Wednesday, 11 September 2019

3 Basic Forex Trading Techniques that Must Be Learned

Many forex traders look for powerful strategies that can lead them to instant financial freedom. In fact, learning forex from stage to stage is something that absolutely must be done. Even experienced traders still have to keep learning so that they can always adjust to changing market conditions. A strategy that is going well today can suddenly cause massive losses next week, so adjustments always need to be done.

However, there are three basic forex trading techniques that are almost always constant. These three basic forex trading techniques need to be remembered by every trader.

1. "Trade with the Trend"
For forex traders, the trend is the most familiar friend who if we try to fight it might become dangerous. Indeed there are forex trading techniques "against the trend", but in general in trading, it will be easier to harvest profits if "trade with the trend".

Roughly speaking, this means, if there is an uptrend, the trader should only open "buy" positions. Conversely, when a downtrend (down trend), you should only open short positions only.

However, if you are more careful then you also need to know how to trade amid three trends in forex: bullish (when the price of a pair rises), bearish (when the price of a pair goes down), and sideways / ranging (when prices move up and down in a range narrow). Every trader needs to know what a "trend" is and how to detect the beginning and end of a trend. This understanding is very important because it relates to how we will trade a currency pair later.

2. "Buy at Support"
Literally, this means that a trader is recommended to open a "buy" position on a pair when the price is at the lowest level (support level). With the expectation that after reaching the lowest level then the price will reverse, then here the trader must learn the support-resistance theory well.

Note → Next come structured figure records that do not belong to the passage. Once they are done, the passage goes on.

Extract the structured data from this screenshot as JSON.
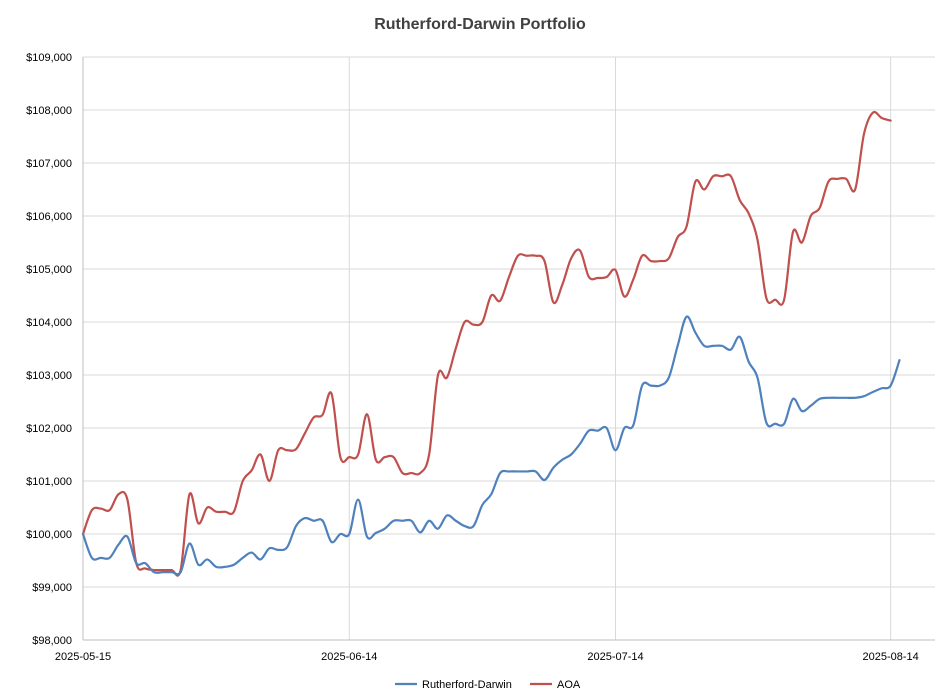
{
  "chart_data": {
    "type": "line",
    "title": "Rutherford-Darwin Portfolio",
    "xlabel": "",
    "ylabel": "",
    "x_ticks": [
      "2025-05-15",
      "2025-06-14",
      "2025-07-14",
      "2025-08-14"
    ],
    "x_tick_days": [
      0,
      30,
      60,
      91
    ],
    "xlim_days": [
      0,
      96
    ],
    "y_ticks": [
      "$98,000",
      "$99,000",
      "$100,000",
      "$101,000",
      "$102,000",
      "$103,000",
      "$104,000",
      "$105,000",
      "$106,000",
      "$107,000",
      "$108,000",
      "$109,000"
    ],
    "ylim": [
      98000,
      109000
    ],
    "grid": true,
    "legend_position": "bottom",
    "series": [
      {
        "name": "Rutherford-Darwin",
        "color": "#4f81bd",
        "points": [
          [
            0,
            100000
          ],
          [
            1,
            99550
          ],
          [
            2,
            99550
          ],
          [
            3,
            99550
          ],
          [
            4,
            99800
          ],
          [
            5,
            99950
          ],
          [
            6,
            99450
          ],
          [
            7,
            99450
          ],
          [
            8,
            99280
          ],
          [
            9,
            99280
          ],
          [
            10,
            99280
          ],
          [
            11,
            99280
          ],
          [
            12,
            99820
          ],
          [
            13,
            99420
          ],
          [
            14,
            99520
          ],
          [
            15,
            99380
          ],
          [
            16,
            99380
          ],
          [
            17,
            99420
          ],
          [
            18,
            99550
          ],
          [
            19,
            99650
          ],
          [
            20,
            99520
          ],
          [
            21,
            99730
          ],
          [
            22,
            99700
          ],
          [
            23,
            99750
          ],
          [
            24,
            100150
          ],
          [
            25,
            100300
          ],
          [
            26,
            100250
          ],
          [
            27,
            100250
          ],
          [
            28,
            99850
          ],
          [
            29,
            100000
          ],
          [
            30,
            100000
          ],
          [
            31,
            100650
          ],
          [
            32,
            99950
          ],
          [
            33,
            100020
          ],
          [
            34,
            100100
          ],
          [
            35,
            100250
          ],
          [
            36,
            100250
          ],
          [
            37,
            100250
          ],
          [
            38,
            100030
          ],
          [
            39,
            100250
          ],
          [
            40,
            100100
          ],
          [
            41,
            100350
          ],
          [
            42,
            100250
          ],
          [
            43,
            100150
          ],
          [
            44,
            100150
          ],
          [
            45,
            100550
          ],
          [
            46,
            100750
          ],
          [
            47,
            101150
          ],
          [
            48,
            101180
          ],
          [
            49,
            101180
          ],
          [
            50,
            101180
          ],
          [
            51,
            101180
          ],
          [
            52,
            101020
          ],
          [
            53,
            101250
          ],
          [
            54,
            101400
          ],
          [
            55,
            101500
          ],
          [
            56,
            101700
          ],
          [
            57,
            101950
          ],
          [
            58,
            101950
          ],
          [
            59,
            102000
          ],
          [
            60,
            101580
          ],
          [
            61,
            102000
          ],
          [
            62,
            102050
          ],
          [
            63,
            102800
          ],
          [
            64,
            102800
          ],
          [
            65,
            102800
          ],
          [
            66,
            102950
          ],
          [
            67,
            103550
          ],
          [
            68,
            104100
          ],
          [
            69,
            103800
          ],
          [
            70,
            103550
          ],
          [
            71,
            103550
          ],
          [
            72,
            103550
          ],
          [
            73,
            103480
          ],
          [
            74,
            103720
          ],
          [
            75,
            103250
          ],
          [
            76,
            102950
          ],
          [
            77,
            102100
          ],
          [
            78,
            102080
          ],
          [
            79,
            102080
          ],
          [
            80,
            102550
          ],
          [
            81,
            102320
          ],
          [
            82,
            102420
          ],
          [
            83,
            102550
          ],
          [
            84,
            102570
          ],
          [
            85,
            102570
          ],
          [
            86,
            102570
          ],
          [
            87,
            102570
          ],
          [
            88,
            102600
          ],
          [
            89,
            102680
          ],
          [
            90,
            102750
          ],
          [
            91,
            102800
          ],
          [
            92,
            103280
          ]
        ]
      },
      {
        "name": "AOA",
        "color": "#c0504d",
        "points": [
          [
            0,
            100000
          ],
          [
            1,
            100450
          ],
          [
            2,
            100480
          ],
          [
            3,
            100450
          ],
          [
            4,
            100750
          ],
          [
            5,
            100650
          ],
          [
            6,
            99450
          ],
          [
            7,
            99350
          ],
          [
            8,
            99320
          ],
          [
            9,
            99320
          ],
          [
            10,
            99320
          ],
          [
            11,
            99320
          ],
          [
            12,
            100750
          ],
          [
            13,
            100200
          ],
          [
            14,
            100500
          ],
          [
            15,
            100420
          ],
          [
            16,
            100420
          ],
          [
            17,
            100420
          ],
          [
            18,
            101000
          ],
          [
            19,
            101200
          ],
          [
            20,
            101500
          ],
          [
            21,
            101000
          ],
          [
            22,
            101580
          ],
          [
            23,
            101580
          ],
          [
            24,
            101600
          ],
          [
            25,
            101900
          ],
          [
            26,
            102200
          ],
          [
            27,
            102250
          ],
          [
            28,
            102650
          ],
          [
            29,
            101450
          ],
          [
            30,
            101450
          ],
          [
            31,
            101500
          ],
          [
            32,
            102260
          ],
          [
            33,
            101400
          ],
          [
            34,
            101450
          ],
          [
            35,
            101450
          ],
          [
            36,
            101150
          ],
          [
            37,
            101150
          ],
          [
            38,
            101150
          ],
          [
            39,
            101500
          ],
          [
            40,
            103000
          ],
          [
            41,
            102950
          ],
          [
            42,
            103500
          ],
          [
            43,
            104000
          ],
          [
            44,
            103950
          ],
          [
            45,
            104000
          ],
          [
            46,
            104500
          ],
          [
            47,
            104400
          ],
          [
            48,
            104850
          ],
          [
            49,
            105250
          ],
          [
            50,
            105250
          ],
          [
            51,
            105250
          ],
          [
            52,
            105150
          ],
          [
            53,
            104370
          ],
          [
            54,
            104700
          ],
          [
            55,
            105200
          ],
          [
            56,
            105350
          ],
          [
            57,
            104850
          ],
          [
            58,
            104830
          ],
          [
            59,
            104850
          ],
          [
            60,
            104980
          ],
          [
            61,
            104480
          ],
          [
            62,
            104800
          ],
          [
            63,
            105250
          ],
          [
            64,
            105150
          ],
          [
            65,
            105150
          ],
          [
            66,
            105200
          ],
          [
            67,
            105600
          ],
          [
            68,
            105800
          ],
          [
            69,
            106650
          ],
          [
            70,
            106500
          ],
          [
            71,
            106750
          ],
          [
            72,
            106750
          ],
          [
            73,
            106750
          ],
          [
            74,
            106300
          ],
          [
            75,
            106050
          ],
          [
            76,
            105550
          ],
          [
            77,
            104450
          ],
          [
            78,
            104420
          ],
          [
            79,
            104420
          ],
          [
            80,
            105700
          ],
          [
            81,
            105500
          ],
          [
            82,
            106000
          ],
          [
            83,
            106150
          ],
          [
            84,
            106650
          ],
          [
            85,
            106700
          ],
          [
            86,
            106700
          ],
          [
            87,
            106500
          ],
          [
            88,
            107550
          ],
          [
            89,
            107950
          ],
          [
            90,
            107850
          ],
          [
            91,
            107800
          ]
        ]
      }
    ]
  }
}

One of the most recommended forex trading techniques is to buy when the bullish price is being corrected. As can be seen in the picture below, even when the bullish trend prices do not go up smoothly continue. Several times, the graph "corrected", backward before then rising again. Well, in those moments it is often considered the best way to "buy" a forex pair.

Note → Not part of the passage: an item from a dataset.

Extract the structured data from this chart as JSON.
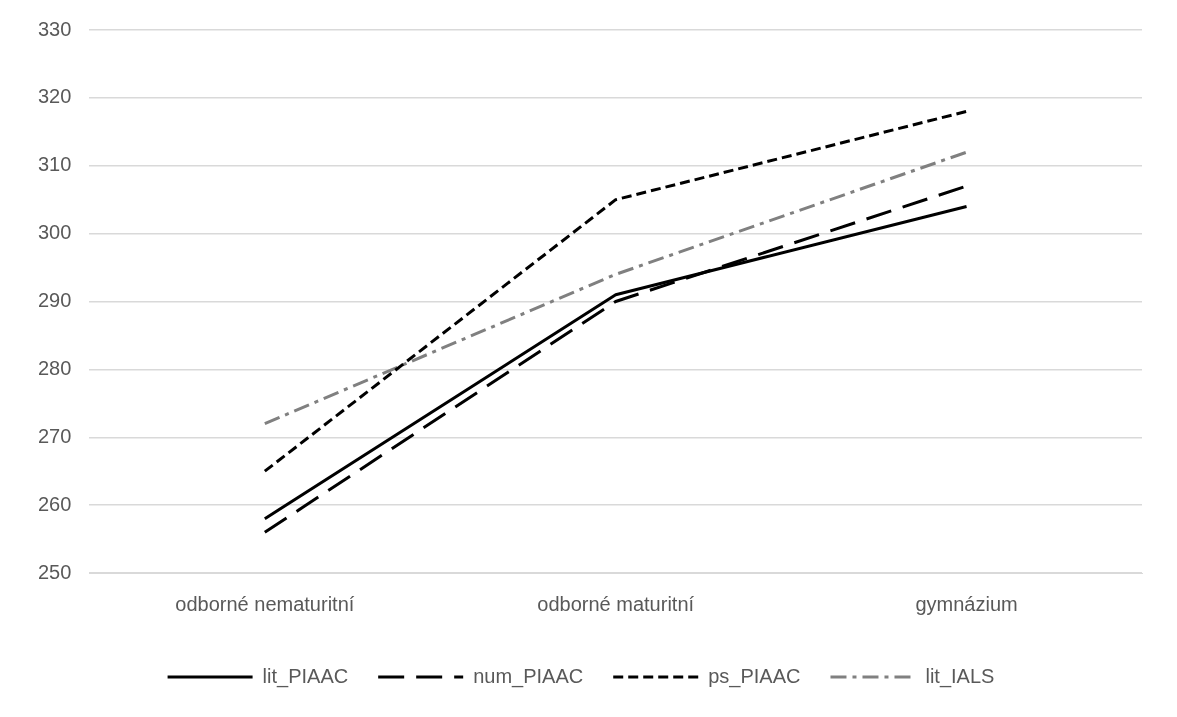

How to know if the price will go up again or continue to turn down? For this, it is necessary to learn and practice various techniques to recognize support-resistance.

3. "Sell at Resistance"
Contrary to point two, "sell" positions should be opened when the price is at the top (resistance level), where the price will reverse from up to down. Here too, is a good step to "sell" when the bearish trend is being corrected.

For example the GBP / USD forex pair is falling. For a few moments, prices will continue to decline, but later there will be a moment when prices will seem to turn upside down. Such "corrections" are sought by traders, because if the situation is right then the price is not going up continuously, but resuming the initial trend, namely bearish.

Sounds easy? Try first on a demo account.

Many forex trading techniques sound easy to read, but difficult to apply. One tip given by almost all trading masters is that all trading techniques should be tested first on a demo account. In the demo account, before investing old age savings for forex trading, we can practice with virtual money. Often also, to apply these 3 simple forex trading techniques, technical analysis learning is also needed as the main support.